Fortunately, a new language is emerging online to address these issues. In December, the New York Times published an extensive look at tone indicators. According to the Times, “Tone indicators are most popular within some Twitter and Tumblr communities of young people with overlapping interests in identity representation, anime and K-pop fandom, twee aesthetics, and sensitivity toward mental health and gender issues.”
Late last year among these circles, tone indicators developed in the form of a forward slash (/) followed by an abbreviation. If somebody posts “I hate you!,” they might mark that with a tone indicator of “/j” for “joking,” “/s” for “sarcastic,” “/t” for “teasing,” “/lh” for “lighthearted,” or “/nm” for “not mad.” If they follow with “/srs,” uh-oh, you’re in trouble: they’re “serious.”
If somebody posts “You look great today!,” they could follow it with “/p” to show their intent is “platonic,” “/r” for “romantic,” “/sx” or “/x” for “sexual intent,” or “/nsx” or “nx” for the opposite. If they ask, “How do you mend a broken heart?,” they can clarify with “/rh” or “/rt” for “rhetorical question,” or “/gen” for “genuine question.” Or if they post “I shot a man in Reno just to watch him die,” they can helpfully add an “/l” or “/ly” to show they’re merely quoting Johnny Cash lyrics, not confessing to an actual crime.
The Times points out that tone indicators are nothing new. As far back as 1575, writers, printers and philosophers were suggesting tone indicators such as a “percontation point” (a reversed question mark indicating a rhetorical question) or an inverted exclamation point to convey irony.

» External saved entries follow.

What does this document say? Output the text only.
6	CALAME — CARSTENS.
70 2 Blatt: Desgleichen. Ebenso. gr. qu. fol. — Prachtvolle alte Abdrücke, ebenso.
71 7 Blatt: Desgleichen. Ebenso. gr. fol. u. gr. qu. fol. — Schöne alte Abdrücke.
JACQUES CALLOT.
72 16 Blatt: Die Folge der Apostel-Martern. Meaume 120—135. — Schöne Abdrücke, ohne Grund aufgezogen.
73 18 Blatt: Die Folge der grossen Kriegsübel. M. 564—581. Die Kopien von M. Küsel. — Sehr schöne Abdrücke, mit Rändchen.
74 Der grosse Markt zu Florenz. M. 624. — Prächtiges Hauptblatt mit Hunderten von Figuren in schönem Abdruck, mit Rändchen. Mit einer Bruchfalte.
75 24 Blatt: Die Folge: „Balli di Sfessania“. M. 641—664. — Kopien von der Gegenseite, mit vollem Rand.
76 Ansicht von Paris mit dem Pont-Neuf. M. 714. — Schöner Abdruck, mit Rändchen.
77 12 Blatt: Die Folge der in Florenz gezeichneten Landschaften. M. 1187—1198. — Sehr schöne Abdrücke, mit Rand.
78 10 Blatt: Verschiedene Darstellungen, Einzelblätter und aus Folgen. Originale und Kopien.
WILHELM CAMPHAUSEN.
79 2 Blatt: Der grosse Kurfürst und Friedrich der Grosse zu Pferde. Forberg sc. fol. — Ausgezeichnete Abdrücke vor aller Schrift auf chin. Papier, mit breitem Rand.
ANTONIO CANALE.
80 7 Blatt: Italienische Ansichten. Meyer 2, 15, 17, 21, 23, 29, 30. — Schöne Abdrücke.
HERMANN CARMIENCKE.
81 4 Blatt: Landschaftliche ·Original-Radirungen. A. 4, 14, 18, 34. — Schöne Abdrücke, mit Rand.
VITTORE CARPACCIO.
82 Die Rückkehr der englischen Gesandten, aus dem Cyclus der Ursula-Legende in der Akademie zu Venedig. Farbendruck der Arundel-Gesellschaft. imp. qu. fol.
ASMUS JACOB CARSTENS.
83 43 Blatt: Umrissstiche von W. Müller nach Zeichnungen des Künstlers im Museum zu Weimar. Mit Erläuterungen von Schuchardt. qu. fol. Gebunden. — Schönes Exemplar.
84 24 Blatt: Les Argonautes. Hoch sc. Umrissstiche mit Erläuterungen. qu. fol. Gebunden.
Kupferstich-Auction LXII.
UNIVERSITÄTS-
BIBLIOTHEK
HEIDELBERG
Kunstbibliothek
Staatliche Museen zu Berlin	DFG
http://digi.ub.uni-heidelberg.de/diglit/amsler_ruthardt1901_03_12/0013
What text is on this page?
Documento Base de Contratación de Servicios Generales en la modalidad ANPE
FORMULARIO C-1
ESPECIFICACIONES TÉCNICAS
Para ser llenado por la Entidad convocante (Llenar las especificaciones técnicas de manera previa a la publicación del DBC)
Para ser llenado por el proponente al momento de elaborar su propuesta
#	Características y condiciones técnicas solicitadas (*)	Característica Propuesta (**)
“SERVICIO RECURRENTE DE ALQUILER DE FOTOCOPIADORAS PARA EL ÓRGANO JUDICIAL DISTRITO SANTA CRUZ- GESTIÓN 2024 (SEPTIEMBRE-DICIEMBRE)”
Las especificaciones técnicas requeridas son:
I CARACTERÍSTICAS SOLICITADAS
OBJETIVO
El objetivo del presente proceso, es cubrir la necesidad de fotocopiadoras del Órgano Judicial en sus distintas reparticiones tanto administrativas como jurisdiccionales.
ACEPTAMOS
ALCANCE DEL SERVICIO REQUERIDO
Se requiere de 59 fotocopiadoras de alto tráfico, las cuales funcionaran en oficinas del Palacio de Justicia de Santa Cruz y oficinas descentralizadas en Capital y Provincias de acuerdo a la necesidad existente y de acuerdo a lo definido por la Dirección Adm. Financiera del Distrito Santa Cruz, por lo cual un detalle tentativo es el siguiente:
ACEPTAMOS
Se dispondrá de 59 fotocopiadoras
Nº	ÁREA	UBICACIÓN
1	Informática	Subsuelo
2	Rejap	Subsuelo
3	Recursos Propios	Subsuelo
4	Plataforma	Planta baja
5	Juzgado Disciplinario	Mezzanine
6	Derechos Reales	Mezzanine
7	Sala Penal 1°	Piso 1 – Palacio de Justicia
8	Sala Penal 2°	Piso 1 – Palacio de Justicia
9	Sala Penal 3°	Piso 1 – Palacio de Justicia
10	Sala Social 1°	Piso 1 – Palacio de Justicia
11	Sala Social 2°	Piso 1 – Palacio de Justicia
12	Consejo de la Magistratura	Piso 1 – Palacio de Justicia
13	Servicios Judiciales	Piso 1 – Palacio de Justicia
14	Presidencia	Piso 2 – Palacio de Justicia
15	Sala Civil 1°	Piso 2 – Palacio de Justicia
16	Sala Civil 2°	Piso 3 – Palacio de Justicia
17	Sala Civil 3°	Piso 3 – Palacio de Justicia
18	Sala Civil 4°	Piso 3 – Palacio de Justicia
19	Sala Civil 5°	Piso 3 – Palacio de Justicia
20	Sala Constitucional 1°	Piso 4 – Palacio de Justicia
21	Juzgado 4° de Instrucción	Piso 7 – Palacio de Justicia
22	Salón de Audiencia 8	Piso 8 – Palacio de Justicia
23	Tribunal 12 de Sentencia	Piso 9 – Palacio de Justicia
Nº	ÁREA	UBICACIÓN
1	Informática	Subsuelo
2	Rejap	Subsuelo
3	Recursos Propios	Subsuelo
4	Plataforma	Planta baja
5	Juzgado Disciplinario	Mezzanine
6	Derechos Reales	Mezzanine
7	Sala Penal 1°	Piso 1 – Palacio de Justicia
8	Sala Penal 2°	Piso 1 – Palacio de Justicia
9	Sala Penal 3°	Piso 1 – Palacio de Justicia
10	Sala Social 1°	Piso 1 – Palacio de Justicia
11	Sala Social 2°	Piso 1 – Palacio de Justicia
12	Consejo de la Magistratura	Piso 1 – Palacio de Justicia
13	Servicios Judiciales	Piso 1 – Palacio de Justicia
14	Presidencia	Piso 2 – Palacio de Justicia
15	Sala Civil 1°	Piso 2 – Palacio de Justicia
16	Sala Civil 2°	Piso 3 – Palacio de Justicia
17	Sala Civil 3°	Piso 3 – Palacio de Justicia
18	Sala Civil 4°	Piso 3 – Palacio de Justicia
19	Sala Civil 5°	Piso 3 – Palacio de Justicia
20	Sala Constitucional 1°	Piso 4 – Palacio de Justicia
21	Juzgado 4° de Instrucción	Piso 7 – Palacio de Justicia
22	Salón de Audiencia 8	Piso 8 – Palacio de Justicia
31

Since 1982, computer users have employed emoticons like “:-)” or “:-(” to communicate sentiment. These sideways-facing expressions morphed into the emoji that we employ today when texting on our smartphones. In 2001, a blogger proposed a tilde (~) to convey sarcasm, the predominant form of humor of that era. In 2015, the “Face with Tears of Joy” (or laughing/crying emoji) became the year’s most-tweeted, and the Shrug also became widespread, with the “bemused resignation” of ¯\_()_/¯.
How can brands effectively use tone indicators when communicating online?
*Don’t overuse them. Not every joke needs to be set off with a “/j,” nor every question with a “/gen.” Save them for when there could reasonably be conflicting interpretations. Overuse can be seen as patronizing, particularly to the neurodiverse community.
*Consider rewording. If a joke needs a tone indicator, or a compliment seriously needs to be clarified with “/p” or “/nsx,” consider using language that’s less ambiguous or potentially offensive; not every reader will make it to the tone indicator before reacting badly.
*Ask a diverse team to review all copy. Even the best copywriters are sometimes unaware of their own blind spots. Ensure that a team of people diverse by age, gender, race, sexual identity and geography, as well as all along the neurological spectrum, reviews all copy before posting it, to find, flag and suggest changes on ambiguous or problematic copy.With these best practices, brands can “/li,” “/srs,” “/g” speak to today’s consumers in a language they’ll understand.